Achim Dittler drückt sich zwar weniger provokant aus, seine Botschaft ist aber die gleiche. „Ich würde mir wünschen, dass die Gesellschaft das Thema mit mehr Realismus betrachtet“, sagt er. „Holzöfen werden mit Begriffen wie Gemütlichkeit, Entspannen, Wohlfühlen vermarktet. Wir sehnen uns nach dem heimeligen Feuer, es bietet Schutz und Geborgenheit. Diese Wahrnehmung stammt noch aus der Neandertalerzeit, dabei können wir inzwischen bestens ohne Holzverbrennung leben.“
Dass inzwischen selbst konservative Blätter wie die „Frankfurter Allgemeine Zeitung“, die „Wirtschaftswoche“ und „Die Welt“ den Holzofen-Kritiker Dittler ausführlich zu Wort kommen lassen, wird in der Brennholzbranche bissig kommentiert.
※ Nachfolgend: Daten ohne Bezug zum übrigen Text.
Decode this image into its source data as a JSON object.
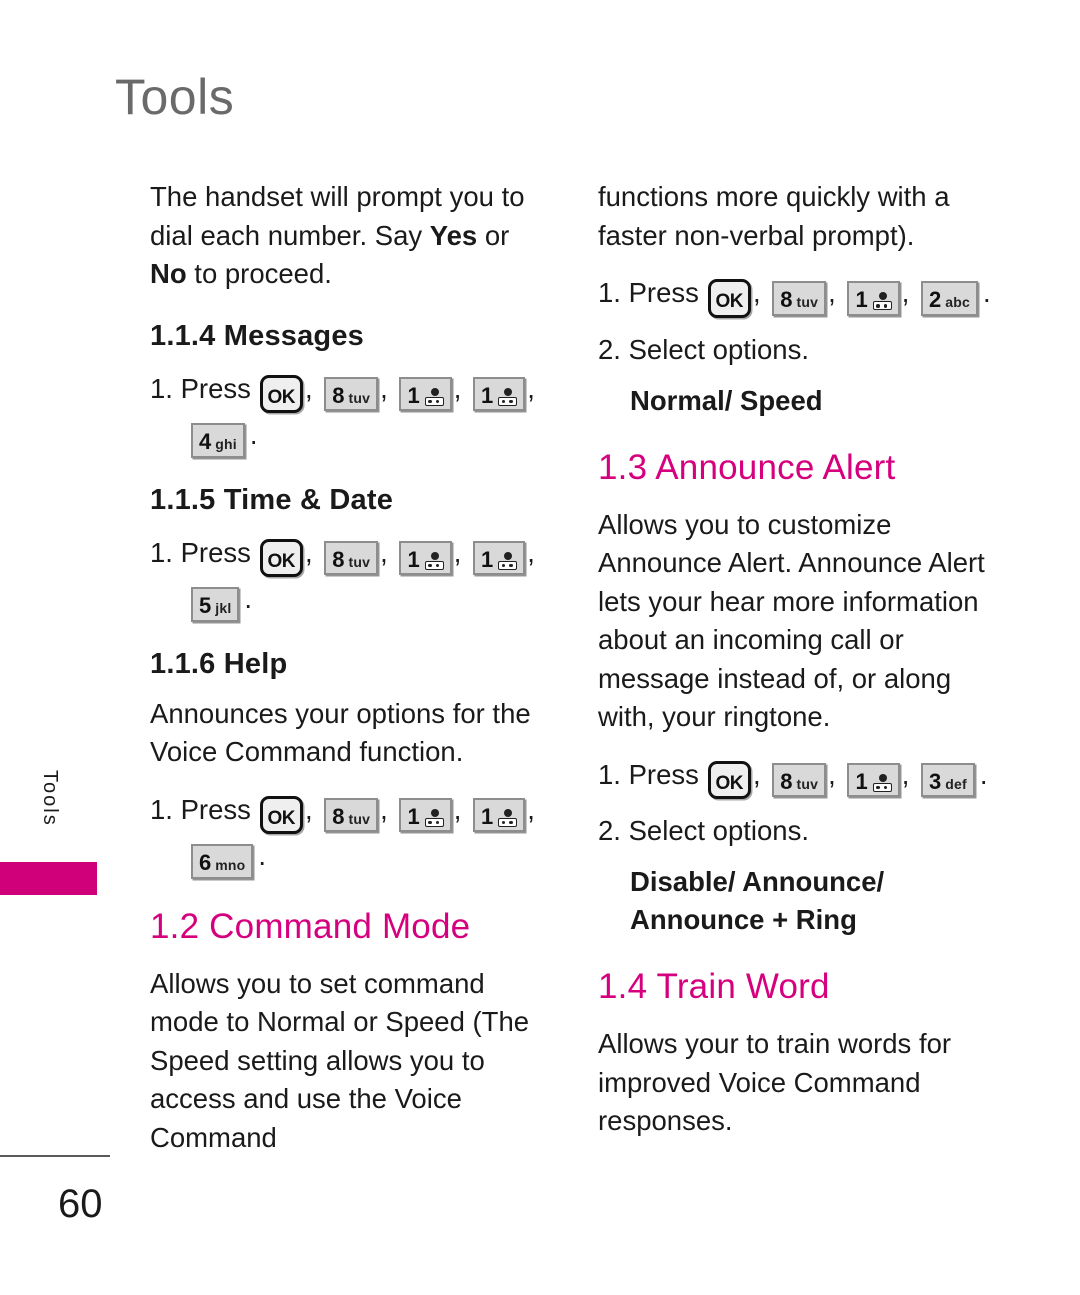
{
  "page": {
    "chapter_title": "Tools",
    "side_tab_label": "Tools",
    "page_number": "60"
  },
  "keys": {
    "ok": {
      "label": "OK"
    },
    "k1": {
      "digit": "1",
      "letters": "",
      "icon": "voicemail-icon"
    },
    "k2": {
      "digit": "2",
      "letters": "abc"
    },
    "k3": {
      "digit": "3",
      "letters": "def"
    },
    "k4": {
      "digit": "4",
      "letters": "ghi"
    },
    "k5": {
      "digit": "5",
      "letters": "jkl"
    },
    "k6": {
      "digit": "6",
      "letters": "mno"
    },
    "k8": {
      "digit": "8",
      "letters": "tuv"
    }
  },
  "left_column": {
    "intro_paragraph_plain": "The handset will prompt you to dial each number. Say Yes or No to proceed.",
    "intro_part1": "The handset will prompt you to dial each number. Say ",
    "intro_yes": "Yes",
    "intro_mid": " or ",
    "intro_no": "No",
    "intro_part2": " to proceed.",
    "section_messages": {
      "heading": "1.1.4 Messages",
      "step_number": "1.",
      "step_verb": "Press"
    },
    "section_time_date": {
      "heading": "1.1.5 Time & Date",
      "step_number": "1.",
      "step_verb": "Press"
    },
    "section_help": {
      "heading": "1.1.6 Help",
      "body": "Announces your options for the Voice Command function.",
      "step_number": "1.",
      "step_verb": "Press"
    },
    "section_command_mode": {
      "heading": "1.2 Command Mode",
      "body": "Allows you to set command mode to Normal or Speed (The Speed setting allows you to access and use the Voice Command"
    }
  },
  "right_column": {
    "continuation": "functions more quickly with a faster non-verbal prompt).",
    "command_mode_steps": {
      "step1_number": "1.",
      "step1_verb": "Press",
      "step2_number": "2.",
      "step2_text": "Select options.",
      "options": "Normal/ Speed"
    },
    "section_announce_alert": {
      "heading": "1.3 Announce Alert",
      "body": "Allows you to customize Announce Alert. Announce Alert lets your hear more information about an incoming call or message instead of, or along with, your ringtone.",
      "step1_number": "1.",
      "step1_verb": "Press",
      "step2_number": "2.",
      "step2_text": "Select options.",
      "options_line1": "Disable/ Announce/",
      "options_line2": "Announce + Ring"
    },
    "section_train_word": {
      "heading": "1.4 Train Word",
      "body": "Allows your to train words for improved Voice Command responses."
    }
  },
  "colors": {
    "accent_pink": "#d6007f",
    "tab_pink": "#d0007a",
    "header_gray": "#6a6a6a",
    "body_black": "#1a1a1a"
  },
  "punctuation": {
    "comma": ",",
    "period": "."
  }
}
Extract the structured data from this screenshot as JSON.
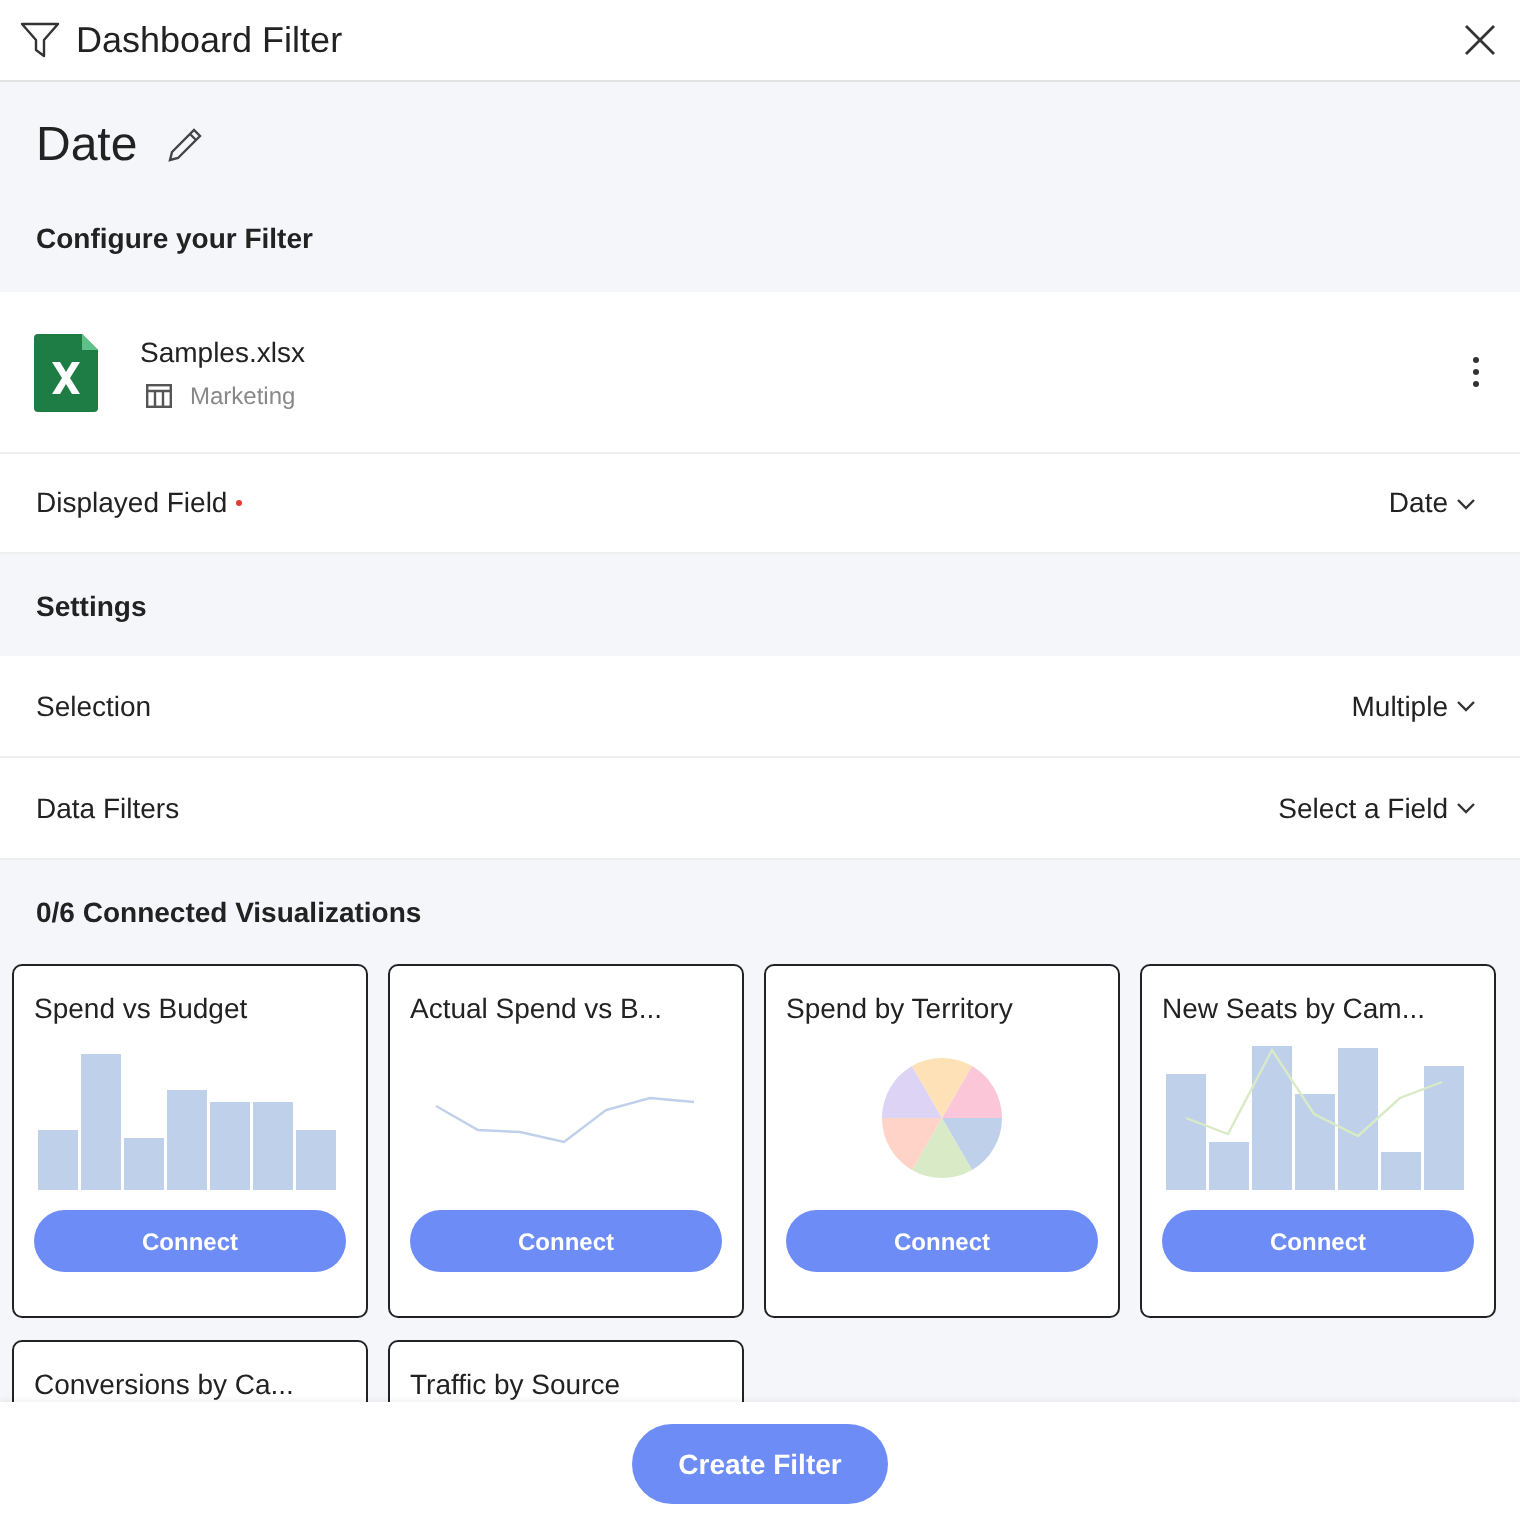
{
  "window": {
    "title": "Dashboard Filter"
  },
  "filter": {
    "name": "Date",
    "section_title": "Configure your Filter"
  },
  "source": {
    "file": "Samples.xlsx",
    "sheet": "Marketing"
  },
  "displayed_field": {
    "label": "Displayed Field",
    "required": true,
    "value": "Date"
  },
  "settings": {
    "title": "Settings",
    "rows": [
      {
        "label": "Selection",
        "value": "Multiple"
      },
      {
        "label": "Data Filters",
        "value": "Select a Field"
      }
    ]
  },
  "visualizations": {
    "title": "0/6 Connected Visualizations",
    "cards": [
      {
        "title": "Spend vs Budget",
        "kind": "bar",
        "button": "Connect"
      },
      {
        "title": "Actual Spend vs B...",
        "kind": "line",
        "button": "Connect"
      },
      {
        "title": "Spend by Territory",
        "kind": "pie",
        "button": "Connect"
      },
      {
        "title": "New Seats by Cam...",
        "kind": "combo",
        "button": "Connect"
      },
      {
        "title": "Conversions by Ca...",
        "kind": "none"
      },
      {
        "title": "Traffic by Source",
        "kind": "none"
      }
    ]
  },
  "footer": {
    "button": "Create Filter"
  }
}
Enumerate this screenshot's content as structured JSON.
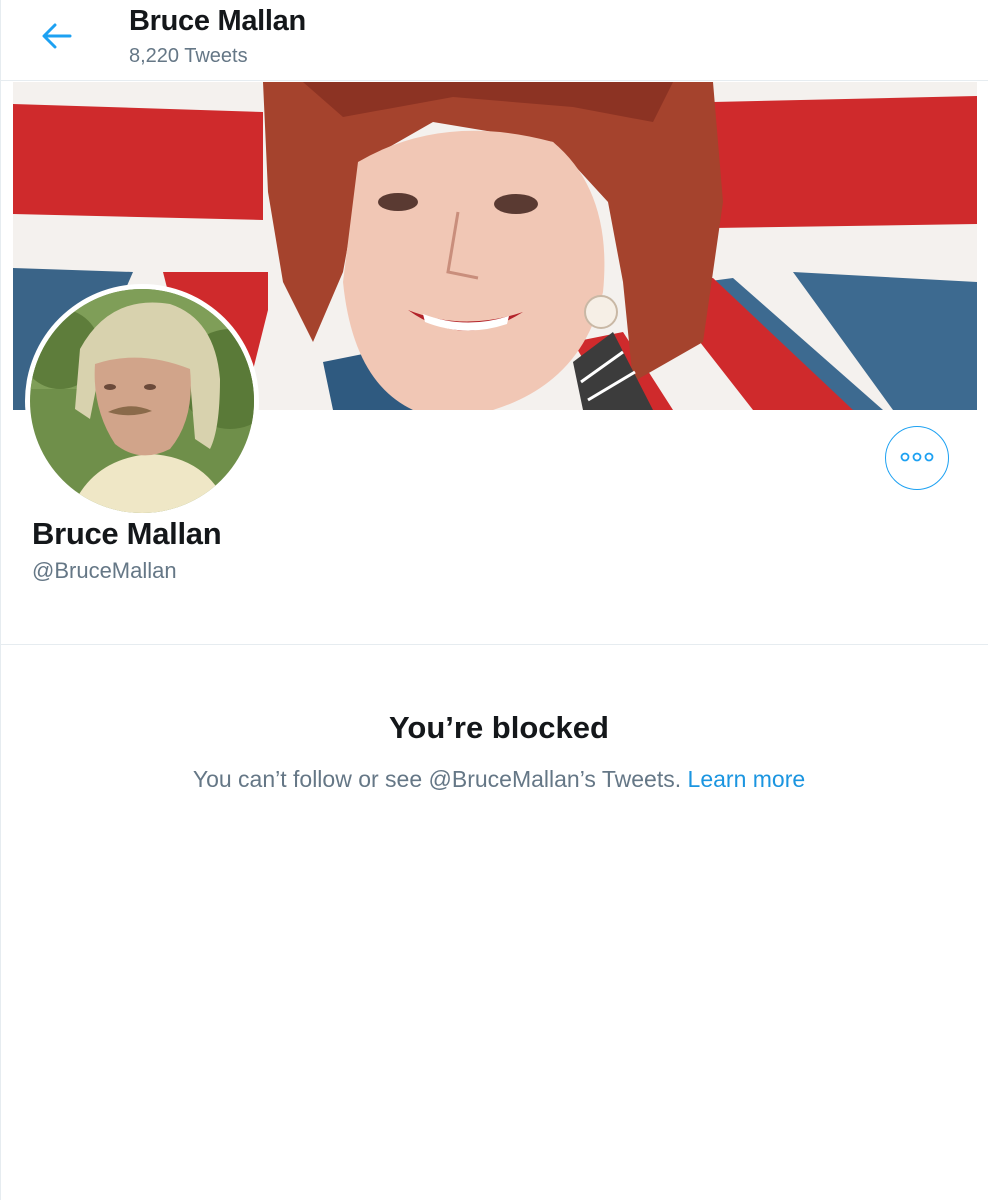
{
  "header": {
    "name": "Bruce Mallan",
    "tweet_count": "8,220 Tweets",
    "back_icon": "arrow-left-icon"
  },
  "profile": {
    "display_name": "Bruce Mallan",
    "handle": "@BruceMallan",
    "more_icon": "more-options-icon"
  },
  "blocked": {
    "title": "You’re blocked",
    "message": "You can’t follow or see @BruceMallan’s Tweets.",
    "learn_more": "Learn more"
  },
  "colors": {
    "accent": "#1da1f2",
    "link": "#1b95e0",
    "text_primary": "#14171a",
    "text_secondary": "#657786"
  }
}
Der Karlsruher Institutsleiter betreibe „pseudowissenschaftliche Hetze gegen Holzheizungen“, schreibt die Zeitschrift „Forstpraxis“. Starke Rauchentwicklung, die derzeit vielerorts bemerkt werde, sei lediglich Folge von Bedienfehlern oder dem Umstand geschuldet, dass alte Öfen wieder in Betrieb seien, die eigentlich schon stillgelegt werden mussten: „Das ist aber das Ergebnis einer akuten Krisensituation und darf nicht dazu führen, dass ein Professor und die Medien die gesamte Holzenergie verteufeln.“
Anfeindungen gegen den Wissenschaftler
Auch manche Eigentümer einer „handbeschickten Einzelraumfeuerung“ (Amtsdeutsch) sind auf Dittler nicht gut zu sprechen und schicken wütende Briefe an sein Karlsruher Institut: „Wie viel Geld haben Sie eigentlich für Ihre Aussage bekommen, dass Holzöfen die Atemluft belasten?“ – „Ihnen sind wohl die letzten Gehirnzellen als Rauch durch Ihren Schornstein entwichen.“ – „Ich wünsche mir, dass es in diesem Jahr einen besonders kalten Winter gibt. Da wären Sie froh, wenn Sie ein Stück Holz hätten, um Ihren kalten Arsch zu wärmen.“ Und so weiter. Dittler sagt, dass er sich nicht einschüchtern lasse. „Mit solchen Reaktionen muss man als Wissenschaftler heutzutage leider leben, wenn man Fakten vermittelt, die dem Meinungsbild widersprechen.“
In Stutensee verlief Dittlers Kampf für saubere Luft ergebnislos. Seine Eingaben an die Kommune, das Landratsamt und das Regierungspräsidium wurden abgeschmettert. Das baden-württembergische Umweltministerium schrieb ihm, dass im Jahresmittel die Luftqualität in seinem Wohngebiet gesetzeskonform sei – „auch wenn Ihnen das nicht gefallen mag“. Nun verlegen Achim Dittler und seine Frau ihren Hauptwohnsitz. Das Ehepaar zieht an einen Ort, wo es an Winterabenden nicht nach Rauch stinkt.